Şirkette herkesin görevini, raporladığı kişinin yapacağından daha iyi yapması gerekiyor. Eğer ben müşteri aramalarını, müşteri hizmetleri temsilcisinden daha iyi yanıtlayabileceğimi düşünüyorsam hemen o pozisyona benden daha iyi yapacak birini bulmam lazım. Satın alma yıllık görüşmelerini hala yanımda yıllarca çalışan yöneticime devredemiyorsam, o pozisyona kendimi oturtmam lazım.

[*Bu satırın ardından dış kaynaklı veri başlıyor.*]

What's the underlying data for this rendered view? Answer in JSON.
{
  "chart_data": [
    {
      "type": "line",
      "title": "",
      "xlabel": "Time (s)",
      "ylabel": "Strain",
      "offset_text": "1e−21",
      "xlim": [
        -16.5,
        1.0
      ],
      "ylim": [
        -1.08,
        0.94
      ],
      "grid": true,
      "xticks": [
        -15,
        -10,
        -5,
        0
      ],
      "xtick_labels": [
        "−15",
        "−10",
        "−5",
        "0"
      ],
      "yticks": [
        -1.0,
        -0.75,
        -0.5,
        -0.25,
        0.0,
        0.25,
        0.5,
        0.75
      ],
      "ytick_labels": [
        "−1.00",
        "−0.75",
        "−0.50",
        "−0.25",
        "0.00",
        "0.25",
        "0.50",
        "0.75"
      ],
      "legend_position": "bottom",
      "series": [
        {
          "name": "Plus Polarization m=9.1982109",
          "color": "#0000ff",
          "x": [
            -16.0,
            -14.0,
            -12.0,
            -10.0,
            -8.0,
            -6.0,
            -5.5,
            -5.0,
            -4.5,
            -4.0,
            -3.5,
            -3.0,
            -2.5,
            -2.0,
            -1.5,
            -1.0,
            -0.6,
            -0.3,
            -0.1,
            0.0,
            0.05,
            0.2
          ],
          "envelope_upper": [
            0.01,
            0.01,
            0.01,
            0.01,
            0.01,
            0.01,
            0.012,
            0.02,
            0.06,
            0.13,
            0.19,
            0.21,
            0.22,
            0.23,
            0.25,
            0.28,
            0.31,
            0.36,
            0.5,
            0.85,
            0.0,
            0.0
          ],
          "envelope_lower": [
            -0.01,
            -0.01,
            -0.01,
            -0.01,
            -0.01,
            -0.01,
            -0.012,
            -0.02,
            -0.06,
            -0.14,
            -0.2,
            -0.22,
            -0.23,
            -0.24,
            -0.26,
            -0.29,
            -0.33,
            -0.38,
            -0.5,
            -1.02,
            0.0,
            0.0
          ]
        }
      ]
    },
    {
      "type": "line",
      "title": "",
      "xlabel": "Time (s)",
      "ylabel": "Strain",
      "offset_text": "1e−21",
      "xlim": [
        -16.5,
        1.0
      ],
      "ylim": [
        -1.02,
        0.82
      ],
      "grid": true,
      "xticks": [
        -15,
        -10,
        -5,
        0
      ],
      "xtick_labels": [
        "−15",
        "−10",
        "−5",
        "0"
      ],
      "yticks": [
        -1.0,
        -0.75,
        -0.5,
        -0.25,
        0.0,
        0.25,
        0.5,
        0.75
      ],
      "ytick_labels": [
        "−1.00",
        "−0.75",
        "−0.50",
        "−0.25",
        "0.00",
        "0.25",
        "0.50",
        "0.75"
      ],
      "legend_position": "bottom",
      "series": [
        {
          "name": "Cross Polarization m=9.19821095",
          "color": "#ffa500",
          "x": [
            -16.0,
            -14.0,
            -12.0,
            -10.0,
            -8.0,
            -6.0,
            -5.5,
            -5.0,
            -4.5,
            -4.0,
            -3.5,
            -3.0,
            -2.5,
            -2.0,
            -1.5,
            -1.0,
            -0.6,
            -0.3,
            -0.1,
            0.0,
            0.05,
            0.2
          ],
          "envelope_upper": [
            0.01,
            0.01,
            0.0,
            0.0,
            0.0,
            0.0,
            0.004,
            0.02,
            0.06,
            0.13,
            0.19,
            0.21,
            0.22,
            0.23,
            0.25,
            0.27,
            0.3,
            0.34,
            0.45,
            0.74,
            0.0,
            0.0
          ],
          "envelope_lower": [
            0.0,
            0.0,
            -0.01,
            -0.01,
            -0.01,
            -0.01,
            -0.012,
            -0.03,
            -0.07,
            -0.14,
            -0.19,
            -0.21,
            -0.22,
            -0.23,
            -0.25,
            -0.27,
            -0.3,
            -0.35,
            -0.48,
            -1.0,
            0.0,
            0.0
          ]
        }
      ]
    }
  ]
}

Şirket kültürü daha ilk günden şekillenmeye başladığından, doğru insanları alıp doğru kurguyu oluşturmak gerek. Alım kadar önemli olan başka bir şey ise çalışanın yeterliliği ile ilgili en ufak bir kuşkuda, zaman kaybetmeden yolları ayırmak gerek. Bu konu da oldukça kritik, çünkü çok duygusal bir toplum olduğumuz için gözümüz gördüğü halde yıllarca yoldaşlık yapmış kadim dostlarımızla yollarımızı ayıramıyoruz. Şirketlerde dostluk olmaz, akrabalık olmaz, kardeşlik olmaz… Profesyonel düşünce ve hareket tarzı önemlidir. Bazı eksiklikler tamamlanabilecek eksiklerken, bazı yetersizlikler değiştirilemeyecek karakteristik özelliklerdir. Bu tarz yetersizlik sinyali bariz bir şekilde alındıktan sonra, yolları ayırmaktan başka çare yok. Her geçen gün zaman kaybı… Kangrenleşmeden kesmek önemli... Tabii ki önemli bir pozisyondan birini çıkarmadan mutlaka yerine gelecek kişiyle anlaşılmış olmalı. İşler aksamamalı, zaman kaybetme lüksümüz hiçbir zaman bulunmuyor.

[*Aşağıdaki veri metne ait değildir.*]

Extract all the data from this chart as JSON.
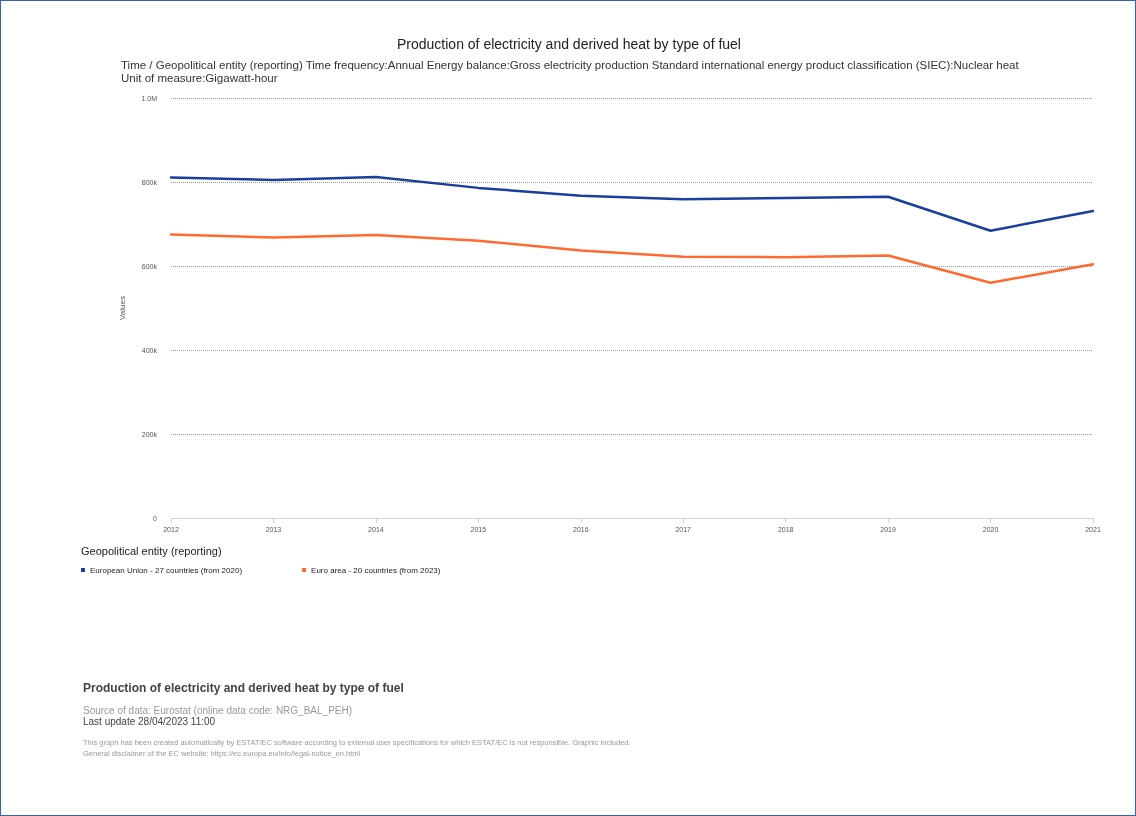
{
  "chart_data": {
    "type": "line",
    "title": "Production of electricity and derived heat by type of fuel",
    "subtitle": "Time / Geopolitical entity (reporting)  Time frequency:Annual  Energy balance:Gross electricity production  Standard international energy product classification (SIEC):Nuclear heat  Unit of measure:Gigawatt-hour",
    "ylabel": "Values",
    "legend_title": "Geopolitical entity (reporting)",
    "categories": [
      "2012",
      "2013",
      "2014",
      "2015",
      "2016",
      "2017",
      "2018",
      "2019",
      "2020",
      "2021"
    ],
    "series": [
      {
        "name": "European Union - 27 countries (from 2020)",
        "color": "#1a3f9c",
        "values": [
          811000,
          805000,
          812000,
          786000,
          767000,
          759000,
          762000,
          765000,
          684000,
          731000
        ]
      },
      {
        "name": "Euro area - 20 countries (from 2023)",
        "color": "#ff6a30",
        "values": [
          675000,
          668000,
          674000,
          660000,
          637000,
          622000,
          621000,
          625000,
          560000,
          604000
        ]
      }
    ],
    "ylim": [
      0,
      1000000
    ],
    "yticks": [
      {
        "value": 0,
        "label": "0"
      },
      {
        "value": 200000,
        "label": "200k"
      },
      {
        "value": 400000,
        "label": "400k"
      },
      {
        "value": 600000,
        "label": "600k"
      },
      {
        "value": 800000,
        "label": "800k"
      },
      {
        "value": 1000000,
        "label": "1.0M"
      }
    ],
    "grid": "y",
    "legend": "bottom",
    "marker": "none",
    "line_style": "solid",
    "annotations": [
      "Production of electricity and derived heat by type of fuel",
      "Source of data: Eurostat (online data code: NRG_BAL_PEH)",
      "Last update 28/04/2023 11:00",
      "This graph has been created automatically by ESTAT/EC software according to external user specifications for which ESTAT/EC is not responsible. Graphic included.",
      "General disclaimer of the EC website: https://ec.europa.eu/info/legal-notice_en.html"
    ]
  }
}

Takımı yönetmek en az takımı kurmak kadar önemli. Her çalışanın belli bir alanı toparlıyor olması lazım. Galatasaray futbol takımı 2000 senesinde UEFA kupasını aldığında turnuvanın en iyi futbolcularının olduğu takım değildi, fakat Fatih Terim elindeki malzemeyi öyle iyi kullanıp yönetti ki, başarı da beraberinde geldi.

Başlangıç ve değişim evresinde takım oyununu hissettirmek için yatay bir örgütlenme çok önemli fakat sistemin işlemesi ve çarkların dönmesi için belli bir hiyerarşik raporlama düzeni de gerekiyor. Bu noktada asıl önemli olan, hem iş hem kişilik anlamında takım içi güveni sağlamaktır.

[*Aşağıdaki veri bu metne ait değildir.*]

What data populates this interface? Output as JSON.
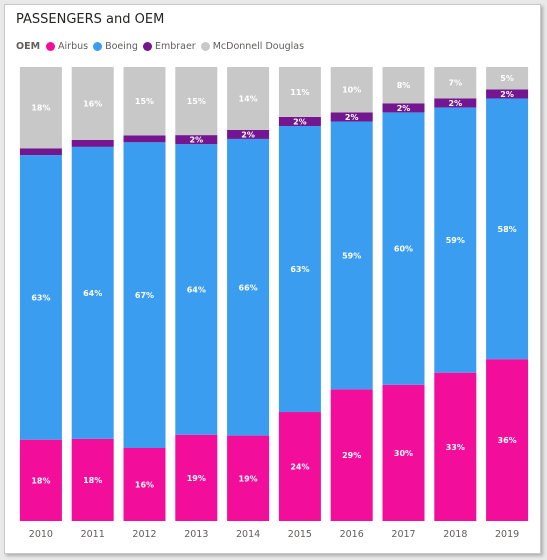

Her çalışanın motivasyon şekli farklı. Bazıları mutlu ve eğlenceli ortamda daha verimli olurken, bazıları bunu kötüye kullanabiliyor. Bazılarını ise stres ve yarış kamçılıyor. İlk aylardan belli bir şirket kültürü oluşturup, bu kültüre uygun insanlarla çalışmanın gereği buradan doğuyor.

Bazı yönetim şekillerini çalışanların kimyasına göre belirlemek gerekiyor. Bazen çalışanları değiştirmek yerine, mevcut çalışanlara olması gerekeni göstermek daha mantıklı oluyor. Çalışanlarla yakın veya uzak bir mesafe kurmak da farklı sonuçlar doğurabilir. Yöneticinin ne kadar işi delege edip kontrolü çalışanlara vereceği, ne kadar kendisinin kontrol etmesi gerektiği yönetim çelişkileri olarak karşımıza çıkmaya devam edecektir.

Konuşulacak yazacak çok şey var, lakin satırlar kısıtlı. Bu ay da kıssadan hissemizi alabilirsek ne mutlu bize... Tabii ki her zamanki gibi sevgi ile…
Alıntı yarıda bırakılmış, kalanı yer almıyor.